Last year, a class of Outward Bound students built a temporary boardwalk across the wetland, allowing crews of mostly volunteers access to the mill site.
“All this volunteer work has led this project to cost almost nothing,” Richardson said.
Altruism is no stranger in the once-heavily mined San Juan Mountains around Silverton. The mining has impacted water quality in the Animas watershed since it started in the 1870s. For the past two decades, efforts to improve the watershed have been led by the Animas River Stakeholders Group, a coalition of mainly volunteers.
“If you add it all up over 20 years, there’s probably a million dollars of volunteer time from the stakeholders group,” Butler estimated, adding that the group has held similar community cleanup days.
“I think people really enjoy the beauty of the landscape around them, and this is something simple and easy they can do to try and improve environment.”

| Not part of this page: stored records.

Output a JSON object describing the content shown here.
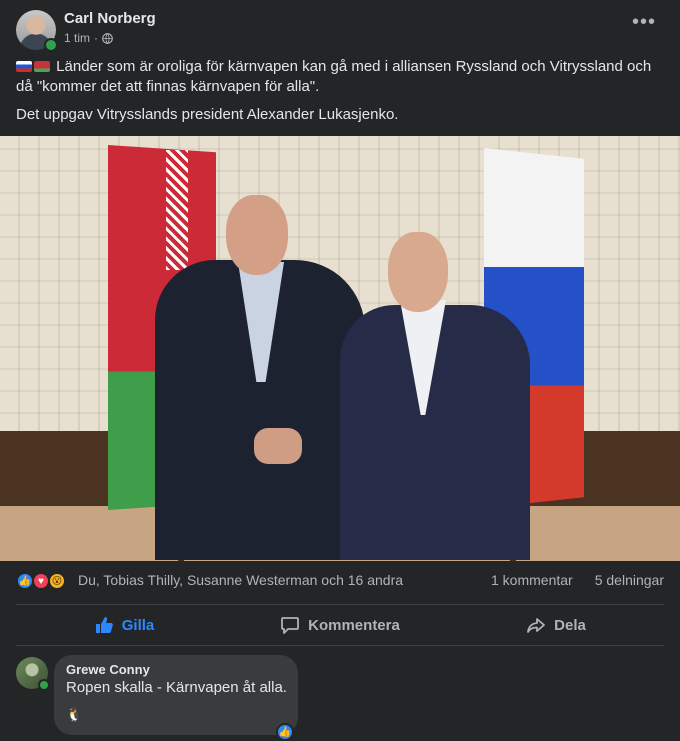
{
  "post": {
    "author": "Carl Norberg",
    "time": "1 tim",
    "separator": "·",
    "text_line1": "Länder som är oroliga för kärnvapen kan gå med i alliansen Ryssland och Vitryssland och då \"kommer det att finnas kärnvapen för alla\".",
    "text_line2": "Det uppgav Vitrysslands president Alexander Lukasjenko.",
    "more_label": "•••",
    "flags": [
      "russia-flag",
      "belarus-flag"
    ]
  },
  "reactions": {
    "icons": [
      "like-icon",
      "love-icon",
      "wow-icon"
    ],
    "names": "Du, Tobias Thilly, Susanne Westerman och 16 andra",
    "comments": "1 kommentar",
    "shares": "5 delningar"
  },
  "actions": {
    "like": "Gilla",
    "comment": "Kommentera",
    "share": "Dela"
  },
  "comment": {
    "author": "Grewe Conny",
    "text": "Ropen skalla - Kärnvapen åt alla.",
    "emoji": "🐧",
    "badge": "👍"
  },
  "colors": {
    "background": "#242526",
    "accent": "#2d88ff",
    "online": "#31a24c",
    "bubble": "#3a3b3c"
  }
}
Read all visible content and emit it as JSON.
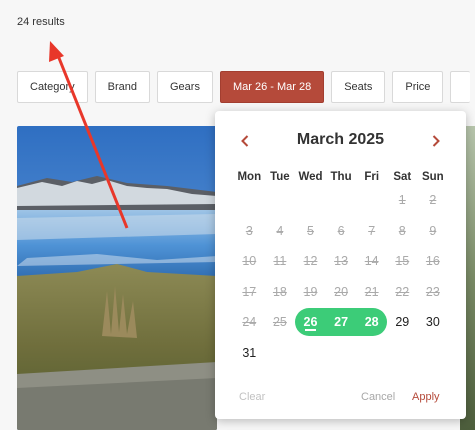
{
  "results": {
    "count_text": "24 results"
  },
  "filters": [
    {
      "label": "Category",
      "active": false
    },
    {
      "label": "Brand",
      "active": false
    },
    {
      "label": "Gears",
      "active": false
    },
    {
      "label": "Mar 26 - Mar 28",
      "active": true
    },
    {
      "label": "Seats",
      "active": false
    },
    {
      "label": "Price",
      "active": false
    }
  ],
  "calendar": {
    "title": "March 2025",
    "weekdays": [
      "Mon",
      "Tue",
      "Wed",
      "Thu",
      "Fri",
      "Sat",
      "Sun"
    ],
    "weeks": [
      [
        {
          "d": ""
        },
        {
          "d": ""
        },
        {
          "d": ""
        },
        {
          "d": ""
        },
        {
          "d": ""
        },
        {
          "d": "1",
          "s": "past"
        },
        {
          "d": "2",
          "s": "past"
        }
      ],
      [
        {
          "d": "3",
          "s": "past"
        },
        {
          "d": "4",
          "s": "past"
        },
        {
          "d": "5",
          "s": "past"
        },
        {
          "d": "6",
          "s": "past"
        },
        {
          "d": "7",
          "s": "past"
        },
        {
          "d": "8",
          "s": "past"
        },
        {
          "d": "9",
          "s": "past"
        }
      ],
      [
        {
          "d": "10",
          "s": "past"
        },
        {
          "d": "11",
          "s": "past"
        },
        {
          "d": "12",
          "s": "past"
        },
        {
          "d": "13",
          "s": "past"
        },
        {
          "d": "14",
          "s": "past"
        },
        {
          "d": "15",
          "s": "past"
        },
        {
          "d": "16",
          "s": "past"
        }
      ],
      [
        {
          "d": "17",
          "s": "past"
        },
        {
          "d": "18",
          "s": "past"
        },
        {
          "d": "19",
          "s": "past"
        },
        {
          "d": "20",
          "s": "past"
        },
        {
          "d": "21",
          "s": "past"
        },
        {
          "d": "22",
          "s": "past"
        },
        {
          "d": "23",
          "s": "past"
        }
      ],
      [
        {
          "d": "24",
          "s": "past"
        },
        {
          "d": "25",
          "s": "past"
        },
        {
          "d": "26",
          "s": "sel-start"
        },
        {
          "d": "27",
          "s": "sel"
        },
        {
          "d": "28",
          "s": "sel-end"
        },
        {
          "d": "29",
          "s": "avail"
        },
        {
          "d": "30",
          "s": "avail"
        }
      ],
      [
        {
          "d": "31",
          "s": "avail"
        },
        {
          "d": ""
        },
        {
          "d": ""
        },
        {
          "d": ""
        },
        {
          "d": ""
        },
        {
          "d": ""
        },
        {
          "d": ""
        }
      ]
    ],
    "today": "26",
    "clear_label": "Clear",
    "cancel_label": "Cancel",
    "apply_label": "Apply",
    "selection_color": "#3ccc78",
    "accent_color": "#b54a3a"
  },
  "icons": {
    "prev": "chevron-left-icon",
    "next": "chevron-right-icon"
  },
  "annotation": {
    "color": "#e8372a",
    "shape": "arrow"
  }
}
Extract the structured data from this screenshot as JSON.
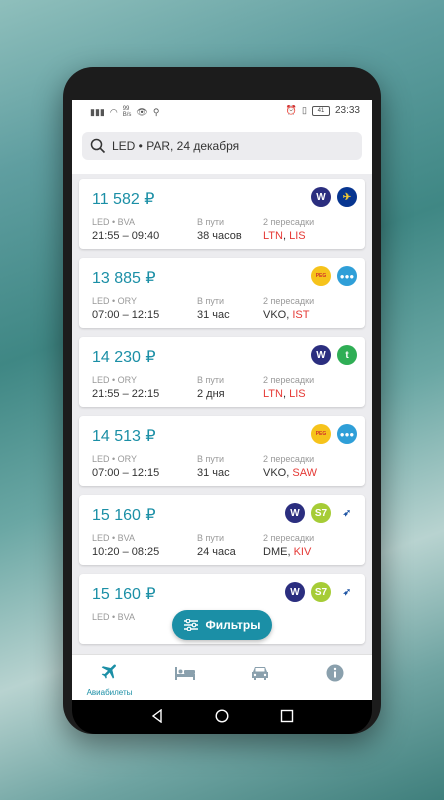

Despite the goodwill of countless individuals and organizations, the scope of hard-rock mining’s legacy around Silverton and the effects to downstream communities proved too large for a grass-roots movement to handle.
Last week, the EPA officially declared a number of mine sites responsible for degrading water quality as a Superfund site, thereby taking control of future cleanup efforts on a substantial portion of the district.
The EPA, for its part, has maintained in the year since one of its contracted crews triggered a massive blowout at the Gold King Mine that the agency will involve local entities as best it can.
Bill Simon, a retired co-founder of the stakeholders group credited with organizing countless cleanup days, said he’s not so much opposed to federal intervention as he is to losing community involvement.
“The advantage of doing that is you develop a sense of stewardship so that they care for what they’ve done and fully understand the consequences, environmentally, of extraction endeavors,” Simon said. “It gives an idea of the true cost.”
Next year, if the funds are available, Richardson said a project will aim at reseeding the grounds around Lackawanna. She hopes to draw out volunteers for that effort, too.